Expression of HLA-A and HLA-AsvE4 in HIV⁺ and HIV⁻ cohorts and their relationship with HIV viral load. (A) The whole blood of 30 HIV-1⁺ individuals not taking a mixture of HIV drugs, 27 HIV-1⁻ individuals, and 28 individuals treated with a mixture of HIV drugs and without detectable levels of HIV virus were collected. mRNA levels of HLA-A and HLA-AsvE4 of the three groups were examined by qRT-PCR, and viral load was measured using kits.
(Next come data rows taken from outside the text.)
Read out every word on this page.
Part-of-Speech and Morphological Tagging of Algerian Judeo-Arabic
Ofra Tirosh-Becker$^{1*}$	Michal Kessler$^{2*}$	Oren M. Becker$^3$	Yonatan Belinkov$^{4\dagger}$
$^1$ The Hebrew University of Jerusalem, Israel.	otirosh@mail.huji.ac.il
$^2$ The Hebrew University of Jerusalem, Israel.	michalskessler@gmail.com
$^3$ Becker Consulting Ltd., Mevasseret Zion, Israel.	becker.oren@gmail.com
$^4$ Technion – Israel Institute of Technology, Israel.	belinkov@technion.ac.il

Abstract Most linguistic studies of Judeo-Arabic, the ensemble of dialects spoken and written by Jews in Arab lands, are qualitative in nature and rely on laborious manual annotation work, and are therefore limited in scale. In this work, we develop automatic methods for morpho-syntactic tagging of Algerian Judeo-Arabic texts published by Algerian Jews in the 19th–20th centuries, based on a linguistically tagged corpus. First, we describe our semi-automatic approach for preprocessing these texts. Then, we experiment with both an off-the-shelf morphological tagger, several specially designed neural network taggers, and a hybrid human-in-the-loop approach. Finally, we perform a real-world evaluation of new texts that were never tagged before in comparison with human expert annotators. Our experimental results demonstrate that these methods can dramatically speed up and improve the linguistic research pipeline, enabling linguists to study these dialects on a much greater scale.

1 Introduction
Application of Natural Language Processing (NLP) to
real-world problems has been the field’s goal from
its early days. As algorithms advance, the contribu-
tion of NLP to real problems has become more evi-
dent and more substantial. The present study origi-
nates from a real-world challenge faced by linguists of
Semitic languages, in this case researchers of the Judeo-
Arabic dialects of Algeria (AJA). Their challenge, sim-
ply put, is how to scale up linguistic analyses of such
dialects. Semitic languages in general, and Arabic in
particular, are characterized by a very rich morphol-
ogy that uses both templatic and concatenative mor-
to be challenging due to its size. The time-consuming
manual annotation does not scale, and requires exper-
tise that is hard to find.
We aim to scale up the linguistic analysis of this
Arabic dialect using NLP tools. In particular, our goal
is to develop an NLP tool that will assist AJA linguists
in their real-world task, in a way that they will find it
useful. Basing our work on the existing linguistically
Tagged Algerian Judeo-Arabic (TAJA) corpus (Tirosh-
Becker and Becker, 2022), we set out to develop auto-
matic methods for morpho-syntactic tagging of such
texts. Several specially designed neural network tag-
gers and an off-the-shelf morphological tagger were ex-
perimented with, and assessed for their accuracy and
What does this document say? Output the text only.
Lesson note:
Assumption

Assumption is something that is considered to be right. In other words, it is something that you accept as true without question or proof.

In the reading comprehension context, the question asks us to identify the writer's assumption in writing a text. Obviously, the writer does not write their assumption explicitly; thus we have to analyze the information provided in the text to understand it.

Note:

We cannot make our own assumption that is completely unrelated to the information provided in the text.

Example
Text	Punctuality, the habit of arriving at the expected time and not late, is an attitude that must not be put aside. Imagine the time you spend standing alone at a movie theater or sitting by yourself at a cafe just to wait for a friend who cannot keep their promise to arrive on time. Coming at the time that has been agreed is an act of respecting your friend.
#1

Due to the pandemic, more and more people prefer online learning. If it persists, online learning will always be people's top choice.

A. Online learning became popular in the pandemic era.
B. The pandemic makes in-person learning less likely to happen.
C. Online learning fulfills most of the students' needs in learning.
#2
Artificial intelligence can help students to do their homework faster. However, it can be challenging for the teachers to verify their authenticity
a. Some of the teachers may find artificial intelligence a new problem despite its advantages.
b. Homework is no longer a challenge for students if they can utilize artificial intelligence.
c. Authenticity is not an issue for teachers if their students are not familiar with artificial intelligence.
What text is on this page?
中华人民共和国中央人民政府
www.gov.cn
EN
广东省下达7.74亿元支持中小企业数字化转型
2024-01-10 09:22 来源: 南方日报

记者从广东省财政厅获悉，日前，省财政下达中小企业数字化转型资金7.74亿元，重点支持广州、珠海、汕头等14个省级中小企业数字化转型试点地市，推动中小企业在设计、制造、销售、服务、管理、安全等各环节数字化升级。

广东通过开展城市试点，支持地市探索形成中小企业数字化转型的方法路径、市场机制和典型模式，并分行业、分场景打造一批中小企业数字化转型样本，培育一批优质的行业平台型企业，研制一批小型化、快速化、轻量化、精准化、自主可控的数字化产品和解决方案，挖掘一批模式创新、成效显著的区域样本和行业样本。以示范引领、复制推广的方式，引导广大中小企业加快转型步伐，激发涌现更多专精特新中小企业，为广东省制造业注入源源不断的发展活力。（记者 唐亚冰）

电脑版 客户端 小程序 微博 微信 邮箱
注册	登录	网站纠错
Relative expression of HLA-A and HLA-AsvE4 was normalized to β-actin expression. (B and C) The relationship of HLA-A and HLA-AsvE4 with HIV viral load, respectively. (D) HSV, HBV, and CMV upregulated HLA-AsvE4 in vitro. The RNA of MRC5 cells (with or without CMV), vero cells (with or without HSV), and Hep and Hep2.215 (HBV⁺) were extracted, and qRT-PCR was performed to detect HLA-A and HLA-AsvE4. Relative expression of HLA-A and HLA-AΔE4 was normalized to β-actin expression. Expression of HLA-A and HLA-AsvE4 in CMV-, HBV-, and HSV-infected cell lines was compared with that in cells without CMV, HBV, and HSV. Each experiment was performed independently three times. Bars, mean with SD.

FIGURE 9.

HLA-A11SVE4 prohibits HIV elimination. (A) Normal cells present HLA-I, and when NK cells interact with these cells, their activation is inhibited. (B) In HIV-1–infected cells where HLA-I was downregulated, NK cells became activated, leading to lysis of virally infected cells to prevent virus duplication. (C) HIV-1 downregulates full-length HLA and upregulates HLA-AsvE4, which interacts with KIR and inhibits NK cell activation, thereby protecting infected cells.